Теперь он – там. А я – здесь. И между нами – стекло, бетон, колючая проволока и двенадцать лет, которые кто-то нарисовал на бумаге, как приговор, – и подпись под этим приговором стоила меньше, чем чернила, которыми ее вывели.

Я открыла глаза.

Достала телефон. Экран треснут – паутинка через весь дисплей, старый, дешевый, с разбитым стеклом и облезшим чехлом, в котором болталась мелочь. Набрала в поисковике: «Прокурор Ковач приемные часы».

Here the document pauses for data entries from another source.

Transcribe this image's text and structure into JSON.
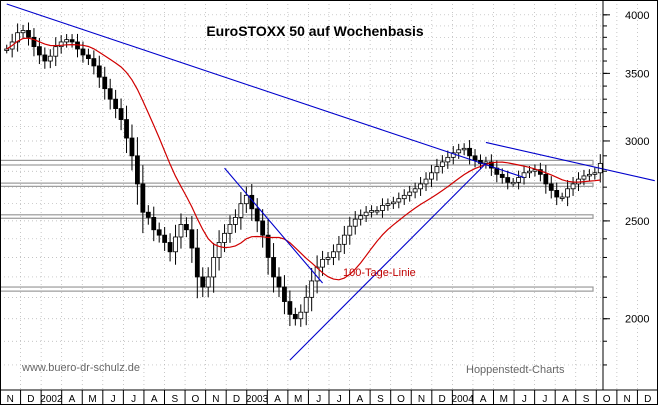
{
  "chart_data": {
    "type": "candlestick",
    "title": "EuroSTOXX 50 auf Wochenbasis",
    "xlabel": "",
    "ylabel": "",
    "y_scale": "log",
    "ylim": [
      1700,
      4100
    ],
    "y_ticks": [
      2000,
      2500,
      3000,
      3500,
      4000
    ],
    "x_labels": [
      "N",
      "D",
      "2002",
      "A",
      "M",
      "J",
      "J",
      "A",
      "S",
      "O",
      "N",
      "D",
      "2003",
      "A",
      "M",
      "J",
      "J",
      "A",
      "S",
      "O",
      "N",
      "D",
      "2004",
      "A",
      "M",
      "J",
      "J",
      "A",
      "S",
      "O",
      "N",
      "D"
    ],
    "grid": true,
    "series": [
      {
        "name": "EuroSTOXX 50",
        "style": "ohlc-candles",
        "color": "#000000",
        "values": [
          3700,
          3760,
          3840,
          3860,
          3800,
          3720,
          3650,
          3600,
          3640,
          3720,
          3760,
          3780,
          3760,
          3700,
          3650,
          3620,
          3560,
          3470,
          3380,
          3300,
          3230,
          3150,
          3020,
          2900,
          2720,
          2550,
          2520,
          2450,
          2420,
          2380,
          2330,
          2410,
          2480,
          2450,
          2350,
          2200,
          2150,
          2200,
          2300,
          2380,
          2430,
          2480,
          2520,
          2600,
          2650,
          2570,
          2500,
          2420,
          2300,
          2200,
          2150,
          2080,
          2020,
          2000,
          2030,
          2100,
          2180,
          2250,
          2290,
          2300,
          2330,
          2370,
          2420,
          2470,
          2510,
          2530,
          2550,
          2560,
          2560,
          2590,
          2600,
          2610,
          2630,
          2650,
          2670,
          2690,
          2720,
          2750,
          2790,
          2830,
          2860,
          2890,
          2920,
          2940,
          2950,
          2900,
          2870,
          2850,
          2860,
          2820,
          2780,
          2760,
          2730,
          2730,
          2760,
          2790,
          2800,
          2810,
          2780,
          2720,
          2680,
          2640,
          2640,
          2690,
          2720,
          2750,
          2770,
          2780,
          2790,
          2850
        ]
      },
      {
        "name": "100-Tage-Linie",
        "style": "moving-average",
        "color": "#d00000"
      }
    ],
    "annotations": [
      {
        "text": "100-Tage-Linie",
        "color": "#d00000"
      }
    ],
    "trendlines": [
      {
        "color": "#0000cc",
        "from": [
          0,
          4100
        ],
        "to": [
          95,
          2760
        ]
      },
      {
        "color": "#0000cc",
        "from": [
          40,
          2820
        ],
        "to": [
          58,
          2170
        ]
      },
      {
        "color": "#0000cc",
        "from": [
          52,
          1820
        ],
        "to": [
          88,
          2850
        ]
      },
      {
        "color": "#0000cc",
        "from": [
          88,
          2990
        ],
        "to": [
          119,
          2740
        ]
      }
    ],
    "horizontal_bands": [
      {
        "color": "#9a9a9a",
        "from": 2840,
        "to": 2870
      },
      {
        "color": "#9a9a9a",
        "from": 2705,
        "to": 2725
      },
      {
        "color": "#9a9a9a",
        "from": 2515,
        "to": 2535
      },
      {
        "color": "#9a9a9a",
        "from": 2130,
        "to": 2150
      }
    ]
  },
  "footer": {
    "left": "www.buero-dr-schulz.de",
    "right": "Hoppenstedt-Charts"
  },
  "colors": {
    "price": "#000000",
    "moving_average": "#d00000",
    "trendline": "#0000cc",
    "band": "#9a9a9a",
    "grid": "#b0b0b0"
  }
}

Результаты загрузились медленно – интернет дешевый, пакетный, четыреста мегабайт на месяц, из которых половина уходила на переписку с тюремной канцелярией. Страница прокуратуры. Фотография. Я увеличила.

И пальцы замерли.

Мужчина. Не чиновник с обрюзгшим лицом и масляными глазками, которых я навидалась в коридорах судов и канцелярий, – мужчина, от одного вида которого что-то внутри меня сжалось, коротко и остро, как сжимается мышца от неожиданного прикосновения. Серые глаза – холодные, светлые, прозрачные, как лед на зимней реке, тот лед, под которым видно течение, и ты знаешь, что провалишься, если ступишь, но все равно смотришь, потому что красиво, потому что затягивает, потому что невозможно отвернуться. Темные волосы с сединой на висках – ранней, не старческой, а той, которая бывает у мужчин, проживших вдвое больше своих лет, – серебро на темном, как иней на черных ветках. Скулы – резкие, точеные, с тенями в углублениях, которые делали лицо одновременно красивым и опасным, как бывает красив и опасен нож с хорошей заточкой. Костюм стоил больше, чем моя зарплата за год, – но не костюм держал взгляд. Держали – руки. На фотографии он подписывал что-то, и его правая кисть была в кадре: длинные пальцы, сжимающие перо, с такой спокойной властностью, будто перо – продолжение тела, будто между его волей и чернилами на бумаге не было зазора, ни миллиметра сопротивления, ни тени сомнения.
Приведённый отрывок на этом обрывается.